2). It will make you a better player more quickly. I have seen players play multiplayer and slowly get better. I have seen players play in tournaments and get better at a solid pace. And I have seen players play Abedraft regularly and get a lot better quickly. In the pantheon, I think that multiplayer and other casual formats often times do not punish lazy play or lazy deckbuilding quickly enough.
If you play a game regularly, you should be getting better at it. Playing Abedraft will make you sharper much more quickly. Why Abedraft as opposed to other drafts? Other forms of drafting are good at getting your skill up, that’s true. However, they have two major flaws that Abedraft does not have.
First, they have an established environment that is already known. If you read the articles, you can discover what pros feel are the best bets from 9th-9th-9th or Ravnica Block Draft. Drafting then becomes a matter of recitation, with occasional but not common changes.

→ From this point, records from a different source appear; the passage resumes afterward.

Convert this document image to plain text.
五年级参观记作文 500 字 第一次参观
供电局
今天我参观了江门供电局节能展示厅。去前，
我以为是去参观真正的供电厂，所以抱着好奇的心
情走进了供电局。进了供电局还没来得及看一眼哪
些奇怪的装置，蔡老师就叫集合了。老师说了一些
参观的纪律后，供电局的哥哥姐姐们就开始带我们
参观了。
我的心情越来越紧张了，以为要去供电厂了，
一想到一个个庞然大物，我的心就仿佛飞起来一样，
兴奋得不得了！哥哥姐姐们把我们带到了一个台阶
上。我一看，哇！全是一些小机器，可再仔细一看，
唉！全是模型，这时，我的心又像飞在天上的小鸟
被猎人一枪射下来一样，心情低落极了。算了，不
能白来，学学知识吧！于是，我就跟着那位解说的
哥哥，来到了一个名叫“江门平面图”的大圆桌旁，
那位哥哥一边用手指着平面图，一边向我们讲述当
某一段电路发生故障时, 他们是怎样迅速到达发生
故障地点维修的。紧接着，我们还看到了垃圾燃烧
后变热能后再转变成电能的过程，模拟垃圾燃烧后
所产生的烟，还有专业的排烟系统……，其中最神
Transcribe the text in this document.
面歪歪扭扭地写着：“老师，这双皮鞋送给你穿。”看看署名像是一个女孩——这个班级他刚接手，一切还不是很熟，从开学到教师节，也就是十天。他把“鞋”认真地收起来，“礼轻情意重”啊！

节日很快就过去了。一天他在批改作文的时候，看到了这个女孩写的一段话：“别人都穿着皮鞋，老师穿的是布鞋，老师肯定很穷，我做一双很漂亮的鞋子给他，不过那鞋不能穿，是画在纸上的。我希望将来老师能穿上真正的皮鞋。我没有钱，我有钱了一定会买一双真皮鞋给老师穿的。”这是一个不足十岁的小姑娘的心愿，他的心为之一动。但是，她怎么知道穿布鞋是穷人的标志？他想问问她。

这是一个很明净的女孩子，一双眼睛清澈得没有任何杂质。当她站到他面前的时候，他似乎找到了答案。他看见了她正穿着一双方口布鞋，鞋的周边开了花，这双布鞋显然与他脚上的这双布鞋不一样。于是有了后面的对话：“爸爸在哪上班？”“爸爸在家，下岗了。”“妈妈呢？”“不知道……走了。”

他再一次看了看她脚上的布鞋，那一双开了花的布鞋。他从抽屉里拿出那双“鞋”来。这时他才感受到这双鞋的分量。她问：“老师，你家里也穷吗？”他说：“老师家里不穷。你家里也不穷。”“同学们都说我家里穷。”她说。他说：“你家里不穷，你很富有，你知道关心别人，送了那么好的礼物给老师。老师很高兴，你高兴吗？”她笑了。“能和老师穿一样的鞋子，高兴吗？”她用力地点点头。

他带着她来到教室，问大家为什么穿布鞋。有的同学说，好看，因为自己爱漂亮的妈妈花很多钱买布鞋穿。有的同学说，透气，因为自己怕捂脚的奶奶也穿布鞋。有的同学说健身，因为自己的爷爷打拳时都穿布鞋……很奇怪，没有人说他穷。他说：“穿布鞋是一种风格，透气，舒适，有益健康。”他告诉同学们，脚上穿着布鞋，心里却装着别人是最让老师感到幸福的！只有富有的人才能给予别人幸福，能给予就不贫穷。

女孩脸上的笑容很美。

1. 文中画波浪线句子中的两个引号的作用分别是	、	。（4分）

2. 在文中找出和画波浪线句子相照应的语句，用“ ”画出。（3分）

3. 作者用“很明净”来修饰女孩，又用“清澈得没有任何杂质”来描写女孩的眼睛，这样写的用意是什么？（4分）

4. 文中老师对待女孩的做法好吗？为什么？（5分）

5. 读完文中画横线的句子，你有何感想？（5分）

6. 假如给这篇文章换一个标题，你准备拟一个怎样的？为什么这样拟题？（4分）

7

Second, once you figure out something in a normal format, it remains true. If I figure out how good Carven Caryatid is, or how bad Opal Caryatid is, then I remember that for the format. It stays the same, so there is nothing to redeem or make obsolete either card. Once I learn that one card is better than another, then it will almost always be true.
However, in Abedraft, that is no longer the case. Sure, there are autopicks like Fireball. If you see a Fireball then you take a Fireball. There are also going to be the occasional 15th picks as well. Rune of Protection: Land is not getting drafted early because it cycles. Unless you get an Astral Slide or Lightning Rift, when it raises in value significantly. That proves my point. Nothing in Urza’s Block raises the value of RoP: Land beyond a 15th pick, but it could be a higher pick with these cards printed years later.
3). You get to play with cards that you would not normally get to play with, otherwise. An example I gave in my original article is Rootwater Alligator. An example I might give today is of Living Airship or Scarwood Bandits.
There is nothing wrong with these cards. They are perfectly serviceable. Yet, they join the thousands of printed cards that are neither too good, nor too bad, neither too flavorful, nor too specific to be played. These cards simply don’t get played.
This is just another opportunity to play around with cards that may be new to you. It’s a lot of fun!
4). This may be a corollary to the above. By playing with this vast diversity of cards, you will learn them better. This has several benefits. By learning the cards, you’ll find gems for your decks. Maybe there was a card that would be perfect for a deck you are building, but you had never even heard of it. Maybe a card inspires you to build a deck. The goal is to learn about older cards and make them yours.
There are other benefits to knowing these cards. It will make you a better Mental Magic player overnight, that’s for sure. It will also make your highlander deck building, when you want to build in as much redundancy as possible, better.
Plus, when you play Magic themed Circle of Death, you’ll be prepared.
5). After you build the pool, you can name it after yourself. Instead of Abedraft, it can be Whatzitdraft.
6). Because that way you will be able to fully understand next week’s article. Next week will be the second half of this article. I will go over formats you might want to try out with your pool. After all, if this article is a revamping of my very first article, then shouldn’t the next article be a revamp of my very second one?
And that’s a good place to close this article, actually. In about five minutes, I’ll begin writing the second half of this article, because I want to tackle it while it is still fresh in my mind. I’ll see you soon.